What these policies never made clear is the logical link between tighter sanctions and the expectation that imposing suffering on a country would either provoke citizens to rise against a brutal government or provoke a decision by elites to defect to prompt regime change. As David Cohen and Zoe Weinberg recently argued, sanctions have never supported regime change and are unlikely to do so in Iran and Venezuela. History and logic are not on the side of the administration when it comes to sanctions and peaceful democratic change in Venezuela.

No one has ever accused the Trump administration of being interested in history or logic, so we shouldn’t expect their policies to be informed by either one. It is nonetheless remarkable how heavily the administration continues to rely on “maximum pressure” tactics to achieve its goals in its three most high-profile foreign policy initiatives (i.e., Iran, Venezuela, North Korea) when there is absolutely no reason to think that such pressure tactics can force another government to make major concessions or capitulate. They have targeted three governments that define themselves in large part by their opposition and resistance to the U.S., and they think that they can squeeze them into surrender or collapse. Like a degenerate gambler at a slot machine, the administration thinks that all they need to win is just one more set of sanctions, and then another and another, and when the latest effort doesn’t get them the desired result they keep pulling on the same lever in the hope of a jackpot. The administration is convinced that it has a sure thing and it just needs a little more time to get the big payout, but the desired regime change or disarmament always eludes them. The difference between the administration’s sanctions addiction and the gambler’s habit is that the gambler might one day succeed by accident.
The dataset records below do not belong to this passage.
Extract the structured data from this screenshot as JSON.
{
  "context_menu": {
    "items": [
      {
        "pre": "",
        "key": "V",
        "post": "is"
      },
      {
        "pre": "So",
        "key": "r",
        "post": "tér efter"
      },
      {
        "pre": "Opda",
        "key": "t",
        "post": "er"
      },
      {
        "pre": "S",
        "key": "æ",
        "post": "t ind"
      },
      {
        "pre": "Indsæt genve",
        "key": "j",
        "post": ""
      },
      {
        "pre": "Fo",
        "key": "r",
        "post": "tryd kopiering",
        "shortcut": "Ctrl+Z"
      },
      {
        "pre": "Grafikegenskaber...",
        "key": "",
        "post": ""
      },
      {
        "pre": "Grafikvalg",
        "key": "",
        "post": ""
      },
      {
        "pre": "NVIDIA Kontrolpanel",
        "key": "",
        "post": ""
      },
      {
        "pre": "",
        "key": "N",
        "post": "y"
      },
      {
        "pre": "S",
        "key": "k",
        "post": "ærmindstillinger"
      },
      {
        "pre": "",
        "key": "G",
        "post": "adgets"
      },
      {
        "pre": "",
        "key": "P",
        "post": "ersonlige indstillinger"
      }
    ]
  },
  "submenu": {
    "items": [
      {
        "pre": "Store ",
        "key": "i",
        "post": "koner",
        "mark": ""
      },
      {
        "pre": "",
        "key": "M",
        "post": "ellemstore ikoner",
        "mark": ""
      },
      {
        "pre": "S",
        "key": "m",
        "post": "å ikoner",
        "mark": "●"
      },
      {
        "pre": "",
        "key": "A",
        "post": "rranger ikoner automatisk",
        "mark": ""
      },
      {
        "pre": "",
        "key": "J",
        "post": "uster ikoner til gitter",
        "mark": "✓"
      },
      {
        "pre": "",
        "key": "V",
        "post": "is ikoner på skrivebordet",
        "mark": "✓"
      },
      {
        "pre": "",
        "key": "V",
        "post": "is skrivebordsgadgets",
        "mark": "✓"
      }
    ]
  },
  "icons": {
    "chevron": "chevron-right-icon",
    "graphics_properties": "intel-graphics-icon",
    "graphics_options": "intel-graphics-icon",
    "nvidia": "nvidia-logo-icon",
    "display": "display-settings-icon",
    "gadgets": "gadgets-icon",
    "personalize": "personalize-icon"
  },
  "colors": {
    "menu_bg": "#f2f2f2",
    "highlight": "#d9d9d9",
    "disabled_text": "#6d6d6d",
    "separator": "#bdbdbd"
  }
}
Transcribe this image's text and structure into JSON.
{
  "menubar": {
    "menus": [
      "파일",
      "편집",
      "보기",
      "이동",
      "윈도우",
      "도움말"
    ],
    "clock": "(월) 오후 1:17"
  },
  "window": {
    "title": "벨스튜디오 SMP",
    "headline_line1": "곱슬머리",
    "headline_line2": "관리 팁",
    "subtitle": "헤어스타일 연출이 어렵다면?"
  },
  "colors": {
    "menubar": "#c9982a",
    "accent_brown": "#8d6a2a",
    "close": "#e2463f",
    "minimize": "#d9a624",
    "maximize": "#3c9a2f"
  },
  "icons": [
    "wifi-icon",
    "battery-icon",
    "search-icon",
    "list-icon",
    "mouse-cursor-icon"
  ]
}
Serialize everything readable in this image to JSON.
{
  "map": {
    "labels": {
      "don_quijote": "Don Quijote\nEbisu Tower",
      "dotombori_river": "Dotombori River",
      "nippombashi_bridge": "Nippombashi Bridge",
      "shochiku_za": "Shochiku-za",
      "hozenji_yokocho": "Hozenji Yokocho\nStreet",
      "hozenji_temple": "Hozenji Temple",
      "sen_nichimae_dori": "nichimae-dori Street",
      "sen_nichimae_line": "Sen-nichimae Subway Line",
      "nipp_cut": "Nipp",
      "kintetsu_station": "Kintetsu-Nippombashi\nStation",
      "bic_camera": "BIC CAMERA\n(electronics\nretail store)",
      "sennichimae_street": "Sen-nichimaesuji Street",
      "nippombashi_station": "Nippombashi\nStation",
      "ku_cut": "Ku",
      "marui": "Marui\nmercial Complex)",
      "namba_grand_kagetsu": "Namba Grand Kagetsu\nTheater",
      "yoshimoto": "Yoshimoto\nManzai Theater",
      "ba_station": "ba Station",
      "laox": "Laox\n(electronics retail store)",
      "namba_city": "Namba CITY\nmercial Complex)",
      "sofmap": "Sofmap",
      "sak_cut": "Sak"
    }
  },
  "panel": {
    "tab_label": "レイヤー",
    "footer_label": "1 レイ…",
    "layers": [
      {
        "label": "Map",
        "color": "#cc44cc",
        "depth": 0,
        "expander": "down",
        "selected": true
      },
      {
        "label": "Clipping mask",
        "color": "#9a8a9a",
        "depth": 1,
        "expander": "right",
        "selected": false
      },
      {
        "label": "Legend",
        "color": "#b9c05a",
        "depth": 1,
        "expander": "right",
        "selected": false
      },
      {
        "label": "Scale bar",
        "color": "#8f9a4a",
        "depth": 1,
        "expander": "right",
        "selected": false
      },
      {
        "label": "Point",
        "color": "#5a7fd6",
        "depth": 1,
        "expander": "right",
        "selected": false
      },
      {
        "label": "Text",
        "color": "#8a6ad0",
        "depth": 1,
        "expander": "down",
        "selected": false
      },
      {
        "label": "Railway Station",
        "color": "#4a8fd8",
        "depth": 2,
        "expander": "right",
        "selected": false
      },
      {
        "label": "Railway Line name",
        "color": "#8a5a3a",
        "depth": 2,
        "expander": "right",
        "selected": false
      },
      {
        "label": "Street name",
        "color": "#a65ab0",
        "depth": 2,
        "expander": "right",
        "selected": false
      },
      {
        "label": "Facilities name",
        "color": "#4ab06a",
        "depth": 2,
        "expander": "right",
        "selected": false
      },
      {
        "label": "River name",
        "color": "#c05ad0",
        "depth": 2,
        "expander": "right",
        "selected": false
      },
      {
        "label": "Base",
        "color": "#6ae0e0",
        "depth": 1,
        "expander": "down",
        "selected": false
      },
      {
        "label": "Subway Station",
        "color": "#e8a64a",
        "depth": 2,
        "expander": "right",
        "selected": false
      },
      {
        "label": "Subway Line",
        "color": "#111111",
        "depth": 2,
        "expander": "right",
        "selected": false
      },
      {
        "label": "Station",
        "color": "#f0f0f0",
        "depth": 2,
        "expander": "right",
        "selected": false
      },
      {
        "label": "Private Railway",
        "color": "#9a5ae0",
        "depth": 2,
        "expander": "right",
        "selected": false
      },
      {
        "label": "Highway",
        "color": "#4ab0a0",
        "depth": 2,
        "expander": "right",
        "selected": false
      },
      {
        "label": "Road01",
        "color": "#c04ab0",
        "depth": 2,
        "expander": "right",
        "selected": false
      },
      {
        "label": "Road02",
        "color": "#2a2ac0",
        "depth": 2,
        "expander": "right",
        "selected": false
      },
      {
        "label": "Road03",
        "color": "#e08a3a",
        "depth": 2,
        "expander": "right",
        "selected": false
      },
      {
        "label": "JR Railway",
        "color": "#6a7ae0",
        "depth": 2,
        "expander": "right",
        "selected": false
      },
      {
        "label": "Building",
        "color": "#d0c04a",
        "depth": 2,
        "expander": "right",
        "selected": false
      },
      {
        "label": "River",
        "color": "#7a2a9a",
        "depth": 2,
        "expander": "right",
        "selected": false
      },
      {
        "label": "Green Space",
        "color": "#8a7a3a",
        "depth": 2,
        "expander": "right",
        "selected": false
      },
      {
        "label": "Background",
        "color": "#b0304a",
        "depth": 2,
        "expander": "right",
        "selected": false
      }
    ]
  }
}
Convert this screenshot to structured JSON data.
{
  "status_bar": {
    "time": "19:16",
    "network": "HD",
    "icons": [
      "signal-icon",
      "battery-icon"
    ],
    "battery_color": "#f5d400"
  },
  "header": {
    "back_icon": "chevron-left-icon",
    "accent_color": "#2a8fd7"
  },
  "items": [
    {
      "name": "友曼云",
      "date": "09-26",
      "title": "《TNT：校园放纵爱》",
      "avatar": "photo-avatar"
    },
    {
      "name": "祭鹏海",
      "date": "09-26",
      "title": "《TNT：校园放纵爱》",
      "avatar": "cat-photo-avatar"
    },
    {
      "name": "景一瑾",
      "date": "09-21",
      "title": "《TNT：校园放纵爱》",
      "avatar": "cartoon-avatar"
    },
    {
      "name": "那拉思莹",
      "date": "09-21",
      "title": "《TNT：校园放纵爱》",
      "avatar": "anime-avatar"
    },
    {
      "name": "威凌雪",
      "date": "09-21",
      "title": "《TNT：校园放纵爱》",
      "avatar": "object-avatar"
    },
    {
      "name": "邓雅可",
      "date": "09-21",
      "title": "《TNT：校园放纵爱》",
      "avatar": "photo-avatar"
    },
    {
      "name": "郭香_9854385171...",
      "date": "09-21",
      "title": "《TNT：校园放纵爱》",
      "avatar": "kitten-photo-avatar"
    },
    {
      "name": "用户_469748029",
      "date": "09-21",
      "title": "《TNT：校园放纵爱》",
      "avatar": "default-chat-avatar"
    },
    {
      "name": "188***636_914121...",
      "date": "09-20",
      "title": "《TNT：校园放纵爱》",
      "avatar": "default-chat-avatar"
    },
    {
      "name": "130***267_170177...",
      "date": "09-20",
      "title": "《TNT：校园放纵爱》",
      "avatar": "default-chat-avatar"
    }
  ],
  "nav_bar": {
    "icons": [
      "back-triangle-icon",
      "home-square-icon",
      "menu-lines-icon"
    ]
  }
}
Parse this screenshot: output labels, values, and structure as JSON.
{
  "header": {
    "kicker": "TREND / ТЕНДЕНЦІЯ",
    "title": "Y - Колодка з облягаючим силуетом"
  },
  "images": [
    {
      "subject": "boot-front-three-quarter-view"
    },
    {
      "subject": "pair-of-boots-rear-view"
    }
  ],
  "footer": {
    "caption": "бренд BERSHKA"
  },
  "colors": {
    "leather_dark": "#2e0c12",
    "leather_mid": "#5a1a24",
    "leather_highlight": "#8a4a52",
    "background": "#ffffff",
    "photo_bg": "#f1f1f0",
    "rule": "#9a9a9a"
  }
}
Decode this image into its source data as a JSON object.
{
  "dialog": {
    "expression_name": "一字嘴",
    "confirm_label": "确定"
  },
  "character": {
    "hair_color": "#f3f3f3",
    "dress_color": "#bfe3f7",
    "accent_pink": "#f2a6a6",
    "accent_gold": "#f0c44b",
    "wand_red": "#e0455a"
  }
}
In each of these three cases, the administration has not given the other governments any incentive to make a deal because maximalist U.S. demands don’t give them anything to work with. North Korea might be prepared to reduce or limit its arsenal in exchange for sanctions relief, but it isn’t going to give up everything it has in return for unreliable promises from Washington. The administration doesn’t pay any attention to that, and insists on total disarmament first. The Iranian and Venezuelan governments have even less reason to give the administration what it wants, since it is effectively demanding that both of them cease to exist in their current form. All three regimes care about self-preservation to the exclusion of virtually anything else, and in all three cases the administration is telling them that they must do things that compromise or end their efforts at self-preservation. To call the administration’s demands non-starters is charitable. It would be more accurate to say that they are delusional. Because the administration’s demands are so divorced from the political reality of each country, U.S. policies in all three cases will continue failing, and the irrational application of more and more sanctions to extract concessions that are never going to be forthcoming will continue to the severe detriment of the civilian population.